I’ve just got back from Hong Kong and it was one of the most interesting experiences I’ve ever had. Field trips are undoubtedly a method of learning enriched with benefits beyond assignment content, and I’d really like to share some of the experiences I had and explain what a geography field trip is really like.
Travelling to Hong Kong was the easy bit, once I arrived I was immersed into a new culture, a different language and a new adventure. I travelled with a friend and we met our group (usually around 30 students on each trip) on a Sunday evening, ready to spend the next week exploring Hong Kong together. Mostly fresh-faced on the Monday morning, we met our three staff members and set off exploring the city and the area we stayed in – Sheung Wan.

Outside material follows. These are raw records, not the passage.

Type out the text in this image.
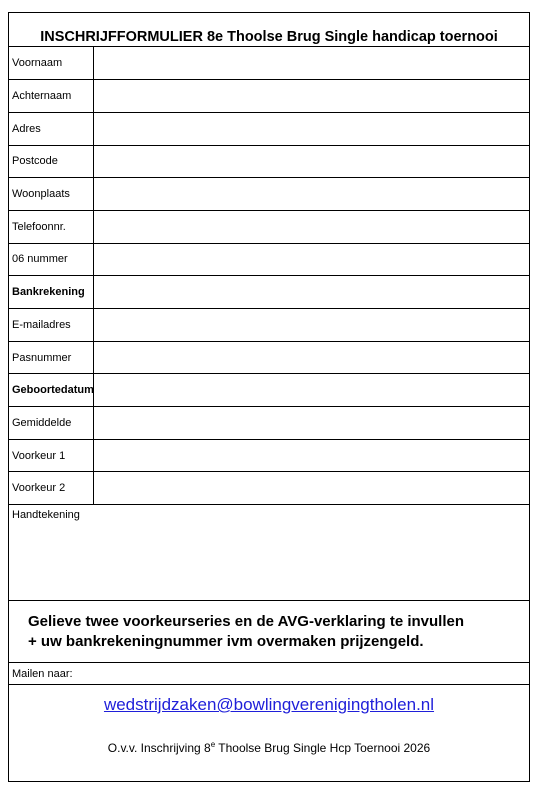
INSCHRIJFFORMULIER 8e Thoolse Brug Single handicap toernooi
Voornaam	
Achternaam	
Adres	
Postcode	
Woonplaats	
Telefoonnr.	
06 nummer	
Bankrekening	
E-mailadres	
Pasnummer	
Geboortedatum	
Gemiddelde	
Voorkeur 1	
Voorkeur 2	
Handtekening
Gelieve twee voorkeurseries en de AVG-verklaring te invullen
+ uw bankrekeningnummer ivm overmaken prijzengeld.
Mailen naar:
wedstrijdzaken@bowlingverenigingtholen.nl
O.v.v. Inschrijving 8e Thoolse Brug Single Hcp Toernooi 2026
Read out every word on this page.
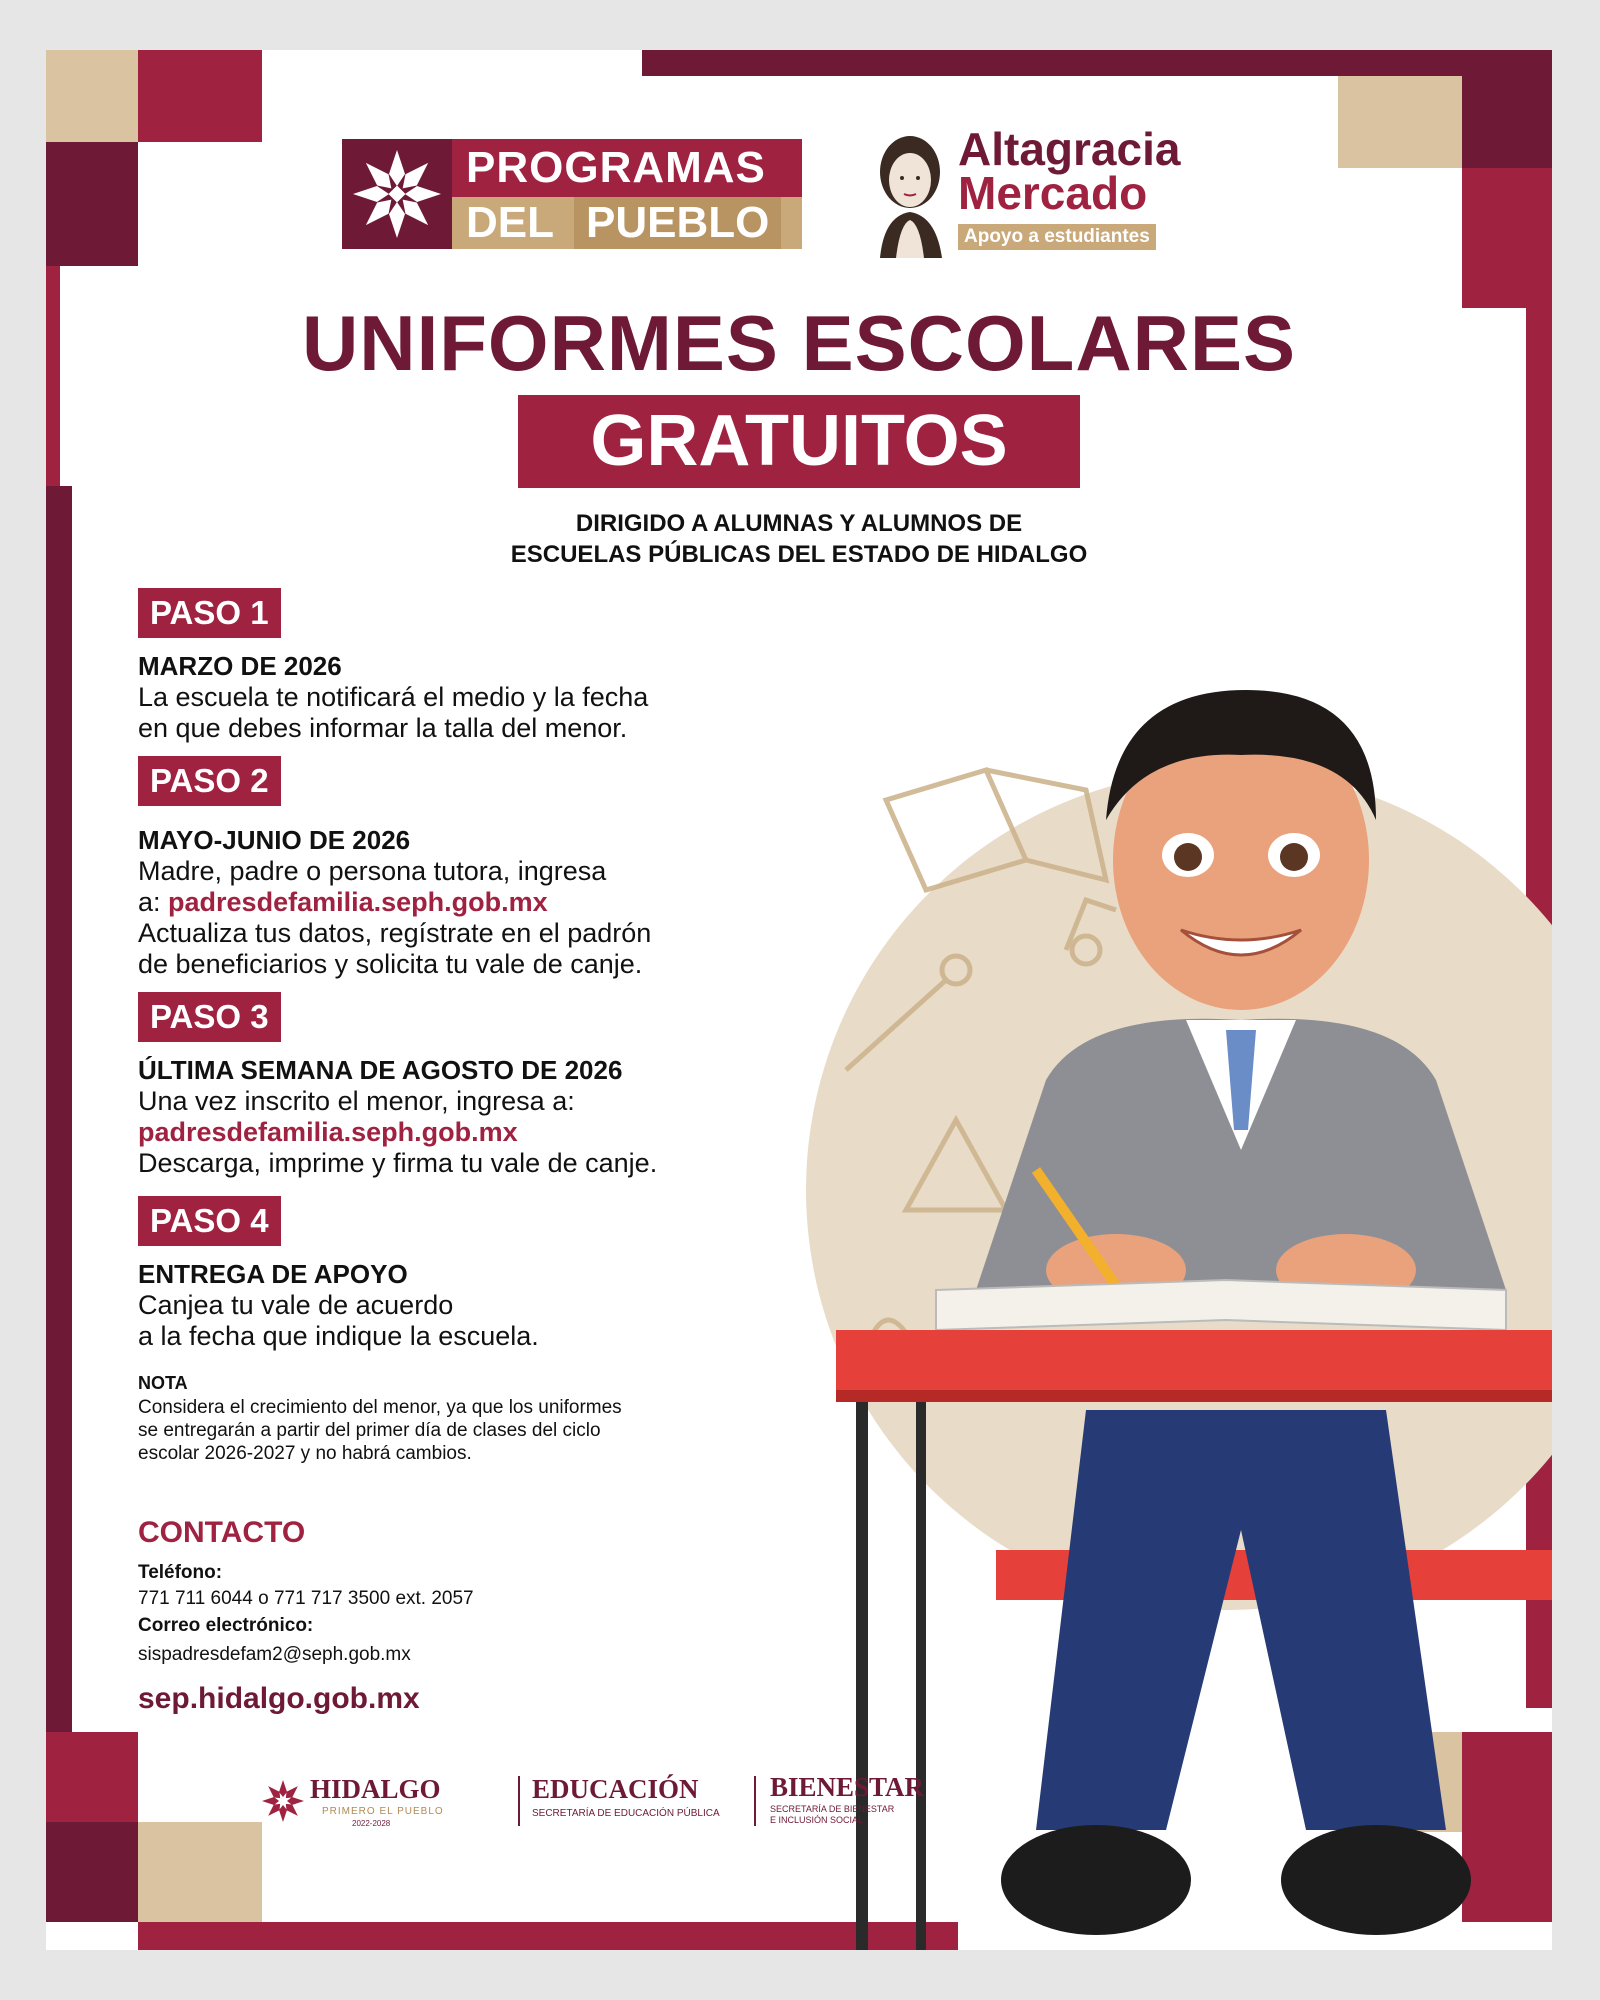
PROGRAMAS
DEL PUEBLO
Altagracia
Mercado
Apoyo a estudiantes
UNIFORMES ESCOLARES
GRATUITOS
DIRIGIDO A ALUMNAS Y ALUMNOS DE
ESCUELAS PÚBLICAS DEL ESTADO DE HIDALGO
PASO 1
MARZO DE 2026
La escuela te notificará el medio y la fecha
en que debes informar la talla del menor.
PASO 2
MAYO-JUNIO DE 2026
Madre, padre o persona tutora, ingresa
a: padresdefamilia.seph.gob.mx
Actualiza tus datos, regístrate en el padrón
de beneficiarios y solicita tu vale de canje.
PASO 3
ÚLTIMA SEMANA DE AGOSTO DE 2026
Una vez inscrito el menor, ingresa a:
padresdefamilia.seph.gob.mx
Descarga, imprime y firma tu vale de canje.
PASO 4
ENTREGA DE APOYO
Canjea tu vale de acuerdo
a la fecha que indique la escuela.
NOTA
Considera el crecimiento del menor, ya que los uniformes
se entregarán a partir del primer día de clases del ciclo
escolar 2026-2027 y no habrá cambios.
CONTACTO
Teléfono:
771 711 6044 o 771 717 3500 ext. 2057
Correo electrónico:
sispadresdefam2@seph.gob.mx
sep.hidalgo.gob.mx
HIDALGO
PRIMERO EL PUEBLO
2022-2028
EDUCACIÓN
SECRETARÍA DE EDUCACIÓN PÚBLICA
BIENESTAR
SECRETARÍA DE BIENESTAR
E INCLUSIÓN SOCIAL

In the afternoon, we were given instructions from our staff members to ‘find our way home’ to the hotel using maps of Newcastle – this is a concept called psychogeography, and encourages you to ‘get lost’ in the city. Though it sounds strange, it was my favourite activity of the trip – we spent hours wandering around the city and making discoveries such as the Star Ferry and a Chinese Food Market for lunch (we had no idea what we ordered). After a day of relaxed academic work, we were taken up to Victoria Peak in the evening and had a group meal which was a great way to get to know everyone really early on.
Unfortunately not all of our trip was focused on gallivanting around Hong Kong, we did have to present our ideas in an assessed presentation at the Chinese University of Hong Kong (CUHK), receiving feedback on our work from both Newcastle University staff and also CUHK staff too. Although completing an assessment in another country was strange, we had 50% of our module mark back before we went to collect our data, so had a good idea of what we needed to do which helped us shape and develop our research plans.
My group had a focus around tourism and governance within the city, and after the presentations we had three full days to move around the city as we needed collecting data. During the evenings we were free to explore and socialise as we liked, and it was really exciting to be with a group of new friends exploring a new city.
The uni was really helpful and every student got £600 towards their trip, so that completely covered a lot of the trips in Europe and most of Hong Kong too, and you also had the freedom to book your own flights so you could stay on and travel further if you wanted (I travelled an extra two weeks around China).
There was also a great balance between work and fun, with some organised trips to tourist sites such as the Big Buddha and Victoria Peak. I can thoroughly recommend going on field trips with your course – I’ve made some amazing new friends, had an incredible experience and writing this assignment isn’t going to feel so dull if I get to draw from research experiences I’ve had half-way across the globe.